No one has been spared. Millions have lost loved ones among both family and friends in their battle against the virus. Still billions may have escaped the virus, only to be hit by the devastating effects of the economic fallout as a result of ensuing lockdowns and other restrictions.

Businesses have found it hard to operate under diminishing revenues even as they try to keep everyone onboard, and some industries have all but collapsed.

It is no different here: A total of 9.77 million Indonesian people were unemployed in August 2020, according Statistics Indonesia (BPS), up 37.61 percent year-on-year from August 2019. And BPS forecast that some 2.67 million workers stood to lose their jobs in November 2020 as a direct result of the pandemic.

The photographs printed on these pages are the work of The Jakarta Post photojournalists who have either left the newspaper or were made redundant between March 2020 and January 2021.

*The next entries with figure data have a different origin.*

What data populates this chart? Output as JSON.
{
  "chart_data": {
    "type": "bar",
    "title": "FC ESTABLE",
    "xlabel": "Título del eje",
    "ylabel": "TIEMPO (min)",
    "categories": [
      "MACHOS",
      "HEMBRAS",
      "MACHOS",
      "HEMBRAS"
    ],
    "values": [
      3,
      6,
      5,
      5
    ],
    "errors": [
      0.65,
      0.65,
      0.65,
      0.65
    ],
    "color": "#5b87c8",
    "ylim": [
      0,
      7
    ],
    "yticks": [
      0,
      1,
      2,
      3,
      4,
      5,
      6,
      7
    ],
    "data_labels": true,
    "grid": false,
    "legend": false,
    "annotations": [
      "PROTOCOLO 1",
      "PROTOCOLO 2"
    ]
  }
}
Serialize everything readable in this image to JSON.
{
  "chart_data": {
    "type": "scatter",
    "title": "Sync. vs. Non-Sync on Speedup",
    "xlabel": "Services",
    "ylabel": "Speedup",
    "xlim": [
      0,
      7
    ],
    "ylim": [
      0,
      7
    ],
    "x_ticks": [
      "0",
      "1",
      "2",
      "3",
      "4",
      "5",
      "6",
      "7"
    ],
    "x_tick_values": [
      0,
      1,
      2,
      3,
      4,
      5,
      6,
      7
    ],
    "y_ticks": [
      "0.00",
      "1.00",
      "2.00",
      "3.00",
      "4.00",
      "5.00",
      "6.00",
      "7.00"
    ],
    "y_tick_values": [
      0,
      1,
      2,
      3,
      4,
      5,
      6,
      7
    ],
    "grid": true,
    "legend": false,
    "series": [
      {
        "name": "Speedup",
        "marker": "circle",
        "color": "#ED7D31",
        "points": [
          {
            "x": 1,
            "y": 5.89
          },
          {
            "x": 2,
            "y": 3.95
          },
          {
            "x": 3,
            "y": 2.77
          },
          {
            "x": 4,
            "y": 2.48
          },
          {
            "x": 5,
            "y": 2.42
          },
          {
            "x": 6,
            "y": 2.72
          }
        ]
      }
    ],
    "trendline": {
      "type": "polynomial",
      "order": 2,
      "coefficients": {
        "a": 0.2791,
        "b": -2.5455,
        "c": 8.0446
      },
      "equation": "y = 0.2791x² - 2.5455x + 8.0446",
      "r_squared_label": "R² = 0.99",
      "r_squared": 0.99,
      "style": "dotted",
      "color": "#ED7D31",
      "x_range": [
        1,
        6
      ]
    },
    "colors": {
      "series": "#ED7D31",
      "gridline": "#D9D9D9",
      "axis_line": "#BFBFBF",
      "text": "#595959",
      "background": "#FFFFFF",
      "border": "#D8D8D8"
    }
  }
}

Today’s Images is a tribute to this beloved institution of the Indonesian press and to all our esteemed colleagues who worked side-by-side over the years, even decades, delivering good journalism to our readers in Indonesia and around the globe.

We have to move on, because the world will keep on turning. Just as Bob Dylan once sang: “If your time to you is worth savin’/Then you better start swimmin’ or you’ll sink like a stone/For the times they are a-changin”.

But the memories will last a lifetime. And photographs are forever.